Medicaid expansion under ACA promised to provide some relief here, but Florida's House, under the direction of Wesley Chapel Republican Weatherford, rejected state Senate approval.
We're paying the price in that our tax dollars are flowing to states that accepted expansion instead of returning to Florida. That's an expensive mistake.
The federal government stands ready to pay the entire cost of Medicaid expansion for three years, to the tune of $51 billion, and then decreasing the amount in annual incremental steps until reaching 90 percent in six years.
That would also translate into job growth in the health care industry.
Plus, about 850,000 Floridians would obtain health care coverage should Florida accept Medicaid expansion. ACA extends Medicaid eligibility to 133 percent of the federal poverty rate, or just under $32,000 for a family of four. These are our working neighbors, not the faceless and lazy.
Yet politics -- neither pragmatism nor a social conscious -- continues to drive the debate in the Sunshine state. And the majority of Manatee County commissioners fall right in line with an ideological stand that some other Republican-controlled states have rejected.

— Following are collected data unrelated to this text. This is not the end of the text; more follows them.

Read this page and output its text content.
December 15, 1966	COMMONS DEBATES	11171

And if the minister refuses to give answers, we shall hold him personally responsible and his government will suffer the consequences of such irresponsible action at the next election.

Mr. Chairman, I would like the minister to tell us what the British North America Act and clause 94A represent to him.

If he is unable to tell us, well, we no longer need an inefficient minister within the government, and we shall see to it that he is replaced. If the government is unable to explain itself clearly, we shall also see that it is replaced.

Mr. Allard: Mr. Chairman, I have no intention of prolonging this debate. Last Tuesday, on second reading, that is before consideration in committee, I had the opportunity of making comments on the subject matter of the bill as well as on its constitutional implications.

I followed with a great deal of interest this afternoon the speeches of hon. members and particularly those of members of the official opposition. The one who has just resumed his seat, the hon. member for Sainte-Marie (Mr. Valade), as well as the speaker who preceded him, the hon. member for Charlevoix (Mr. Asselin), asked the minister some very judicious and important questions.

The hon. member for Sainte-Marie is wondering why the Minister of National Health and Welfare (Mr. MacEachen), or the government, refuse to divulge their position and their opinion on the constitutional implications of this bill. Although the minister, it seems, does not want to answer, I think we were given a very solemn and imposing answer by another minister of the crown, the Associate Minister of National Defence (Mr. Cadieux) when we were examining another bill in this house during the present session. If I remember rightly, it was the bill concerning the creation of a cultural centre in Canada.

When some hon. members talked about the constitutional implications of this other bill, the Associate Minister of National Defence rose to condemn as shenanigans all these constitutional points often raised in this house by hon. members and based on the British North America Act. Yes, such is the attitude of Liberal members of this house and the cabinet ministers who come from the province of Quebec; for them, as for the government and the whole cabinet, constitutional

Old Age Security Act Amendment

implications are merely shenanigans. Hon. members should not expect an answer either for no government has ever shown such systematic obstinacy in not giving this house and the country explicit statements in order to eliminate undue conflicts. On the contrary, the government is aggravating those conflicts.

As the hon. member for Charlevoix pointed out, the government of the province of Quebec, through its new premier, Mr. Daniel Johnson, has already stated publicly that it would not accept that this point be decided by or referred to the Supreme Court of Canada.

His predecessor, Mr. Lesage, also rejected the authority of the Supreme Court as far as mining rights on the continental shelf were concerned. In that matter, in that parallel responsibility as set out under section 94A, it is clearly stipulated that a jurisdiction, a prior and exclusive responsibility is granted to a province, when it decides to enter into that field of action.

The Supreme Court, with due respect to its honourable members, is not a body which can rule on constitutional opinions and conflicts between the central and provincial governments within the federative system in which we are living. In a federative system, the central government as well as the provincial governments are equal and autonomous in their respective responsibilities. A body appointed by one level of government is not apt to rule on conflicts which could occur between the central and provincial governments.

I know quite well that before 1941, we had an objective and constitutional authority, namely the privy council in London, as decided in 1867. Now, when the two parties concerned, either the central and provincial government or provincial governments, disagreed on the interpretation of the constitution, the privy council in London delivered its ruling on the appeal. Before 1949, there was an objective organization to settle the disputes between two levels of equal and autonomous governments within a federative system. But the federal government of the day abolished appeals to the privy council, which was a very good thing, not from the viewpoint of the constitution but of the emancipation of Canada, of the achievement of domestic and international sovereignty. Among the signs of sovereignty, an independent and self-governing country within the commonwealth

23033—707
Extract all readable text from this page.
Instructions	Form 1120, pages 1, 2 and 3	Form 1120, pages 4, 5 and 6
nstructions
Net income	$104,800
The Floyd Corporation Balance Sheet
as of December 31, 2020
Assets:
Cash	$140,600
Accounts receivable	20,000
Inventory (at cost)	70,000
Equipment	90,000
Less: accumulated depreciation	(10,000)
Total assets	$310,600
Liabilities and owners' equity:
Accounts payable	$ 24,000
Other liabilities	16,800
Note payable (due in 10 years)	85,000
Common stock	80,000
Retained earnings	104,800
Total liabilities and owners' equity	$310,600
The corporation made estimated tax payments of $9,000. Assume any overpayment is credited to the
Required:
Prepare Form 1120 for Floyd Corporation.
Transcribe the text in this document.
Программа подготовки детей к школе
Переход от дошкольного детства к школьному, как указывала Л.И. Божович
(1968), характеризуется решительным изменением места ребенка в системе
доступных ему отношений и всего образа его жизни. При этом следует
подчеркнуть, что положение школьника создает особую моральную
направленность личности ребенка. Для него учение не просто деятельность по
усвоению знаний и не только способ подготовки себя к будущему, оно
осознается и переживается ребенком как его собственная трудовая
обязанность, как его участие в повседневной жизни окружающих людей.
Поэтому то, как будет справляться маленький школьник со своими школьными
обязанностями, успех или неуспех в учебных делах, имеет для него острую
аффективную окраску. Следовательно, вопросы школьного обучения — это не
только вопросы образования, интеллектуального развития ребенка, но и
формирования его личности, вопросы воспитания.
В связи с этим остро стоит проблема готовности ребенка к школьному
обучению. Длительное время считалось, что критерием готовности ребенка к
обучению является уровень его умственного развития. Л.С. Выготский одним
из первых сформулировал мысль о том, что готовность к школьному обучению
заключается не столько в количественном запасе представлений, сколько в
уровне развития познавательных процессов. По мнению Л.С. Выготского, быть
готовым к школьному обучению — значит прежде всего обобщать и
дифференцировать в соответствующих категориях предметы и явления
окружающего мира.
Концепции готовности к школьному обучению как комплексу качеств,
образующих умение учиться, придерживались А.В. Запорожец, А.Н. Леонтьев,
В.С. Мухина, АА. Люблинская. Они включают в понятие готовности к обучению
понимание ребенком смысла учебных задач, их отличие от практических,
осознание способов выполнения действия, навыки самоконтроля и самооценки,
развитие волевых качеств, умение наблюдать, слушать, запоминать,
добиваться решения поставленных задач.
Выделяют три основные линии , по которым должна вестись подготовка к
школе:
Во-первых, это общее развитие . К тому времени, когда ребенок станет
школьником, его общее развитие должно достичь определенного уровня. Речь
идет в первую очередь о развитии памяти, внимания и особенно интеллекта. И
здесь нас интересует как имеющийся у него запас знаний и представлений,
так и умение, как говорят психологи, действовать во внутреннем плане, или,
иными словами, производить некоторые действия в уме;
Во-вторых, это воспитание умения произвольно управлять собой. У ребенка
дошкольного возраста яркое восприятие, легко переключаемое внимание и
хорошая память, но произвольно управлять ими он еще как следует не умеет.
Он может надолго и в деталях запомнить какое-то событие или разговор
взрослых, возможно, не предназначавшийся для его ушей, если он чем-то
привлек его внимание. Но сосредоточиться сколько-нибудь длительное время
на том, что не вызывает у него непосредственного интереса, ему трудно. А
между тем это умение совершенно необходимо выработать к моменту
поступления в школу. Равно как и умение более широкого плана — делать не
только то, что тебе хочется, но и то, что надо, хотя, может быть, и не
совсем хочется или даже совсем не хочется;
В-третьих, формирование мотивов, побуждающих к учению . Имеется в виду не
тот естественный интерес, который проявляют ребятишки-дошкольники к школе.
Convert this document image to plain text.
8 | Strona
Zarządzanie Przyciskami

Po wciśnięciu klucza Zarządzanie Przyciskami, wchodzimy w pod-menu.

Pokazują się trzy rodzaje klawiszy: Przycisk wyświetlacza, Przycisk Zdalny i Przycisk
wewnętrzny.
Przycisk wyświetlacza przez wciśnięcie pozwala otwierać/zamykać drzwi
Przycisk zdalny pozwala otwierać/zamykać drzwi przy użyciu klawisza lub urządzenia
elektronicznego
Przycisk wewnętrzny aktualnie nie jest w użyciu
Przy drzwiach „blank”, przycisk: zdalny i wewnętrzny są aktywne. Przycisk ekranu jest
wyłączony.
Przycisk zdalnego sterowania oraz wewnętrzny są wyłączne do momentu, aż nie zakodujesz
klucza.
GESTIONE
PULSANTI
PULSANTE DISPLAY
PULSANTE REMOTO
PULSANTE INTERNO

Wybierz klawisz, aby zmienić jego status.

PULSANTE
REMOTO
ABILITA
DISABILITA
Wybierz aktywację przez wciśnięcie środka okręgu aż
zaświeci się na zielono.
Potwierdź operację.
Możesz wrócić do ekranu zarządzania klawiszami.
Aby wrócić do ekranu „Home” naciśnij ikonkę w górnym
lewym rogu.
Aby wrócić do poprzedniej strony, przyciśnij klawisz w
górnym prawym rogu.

We cannot abandon the working poor and penniless and families struggling with food issues. Their health care issues -- usually lacking in preventive medicine and then developing into far more expensive emergency room treatment -- will not magically disappear should Manatee County fail to address this.
We challenge commissioners to come up with ideas -- and quit abdicating their responsibilities by pushing this on the medical community to come up with solutions.
Manatee has a vibrant health care system that must be nurtured for continued growth and success. We elect commissioners to perform that task in all industries, and they do well with economic development and tourism.
Now's the time to tackle health care. At a minimum, supporting Medicaid expansion would be a positive first step.